Armstrong launches social exclusion plan
New measures intended to help the most “deeply excluded” members of society have been unveiled today as part of the social exclusion action plan.
The measures trailed in Tony Blair’s keynote speech last week, focus on children in care, the families of alcoholics and drug addicts, teenage parents and people with mental health problems, and include controversial measures based on “early intervention”.
The government has said the Reaching Out scheme, formally launched by social exclusion minister Hilary Armstrong and several senior ministers including communities secretary Ruth Kelly and health secretary Patricia Hewitt, aims to “improve the life chances and opportunities of the most disadvantaged and hard-to-reach in society”.
Last week, the prime minister argued reaching children early was crucial to prevent them going “off the rails”, but critics slammed the idea as “eugenics”, with former cabinet minister Tony Benn saying it was “the sort of thing Hitler talked about”.
Today’s plan includes measures to improve health provisions for young children by offering better training to staff such as midwives and health visitors.
It will create an individual budget for children in care to ensure every looked-after child “has someone who understands their personal needs”, and introduces measures to reduce the number of young mums.
These include targeting “teenage pregnancy hotspots” with more education and better access to contraceptives, as well as launching a national media campaign.
Children with mental health and behavioural problems will be dealt with using a pilot “family-based” approach through numerous agencies, and adults leading “chaotic lives” will receive more tailored intervention.
Since coming to power in 1997, Labour has launched a number of social exclusion measures, including Sure Start for young families.
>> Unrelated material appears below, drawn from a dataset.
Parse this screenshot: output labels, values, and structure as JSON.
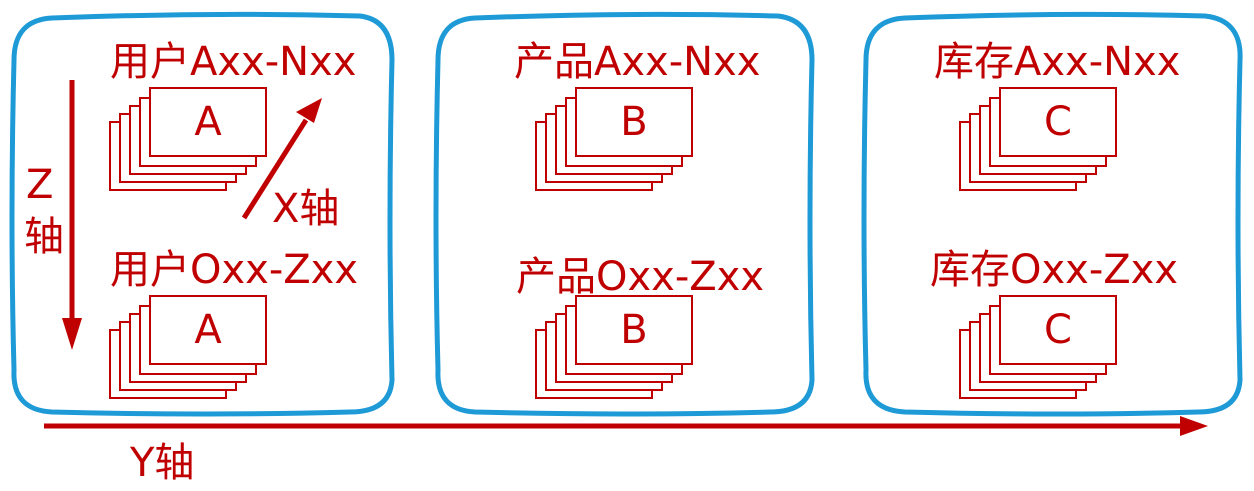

These, the government argues, have led to 800,000 fewer children and one million fewer pensioners living in poverty.
However despite improvements, the government estimates that 2.5 per cent of every generation remains “stuck in a lifetime of disadvantage” and insists these measures are intended to “extend opportunity to the least advantaged” to help them overcome “entrenched” problems.
“We have to accept that in some cases, with the hardest to reach families, with the most problems, the current universal one-size fits all approach is not enough,” argued Hilary Armstrong.
“We need to intervene at the right time, personalise our services, be more persistent and co-ordinated, and fit them around the needs of individuals if we are ever going to tackle the hardest complexities of peoples’ lives.”
“No-one should be written off – no-one is too hard to reach. I don’t believe that there is anyone who doesn’t want a better future for themselves and their children.”
Ms Armstrong insisted the action plan would help “unlock” the aspiration of individuals, “and help [them] lift themselves out of poverty and exclusion”.
However, the Conservatives doubted the effectiveness of “yet another action plan”, and the Liberal Democrats said that the policy was “too little too late”.
Charities also warned against the dangers of stigmatising families.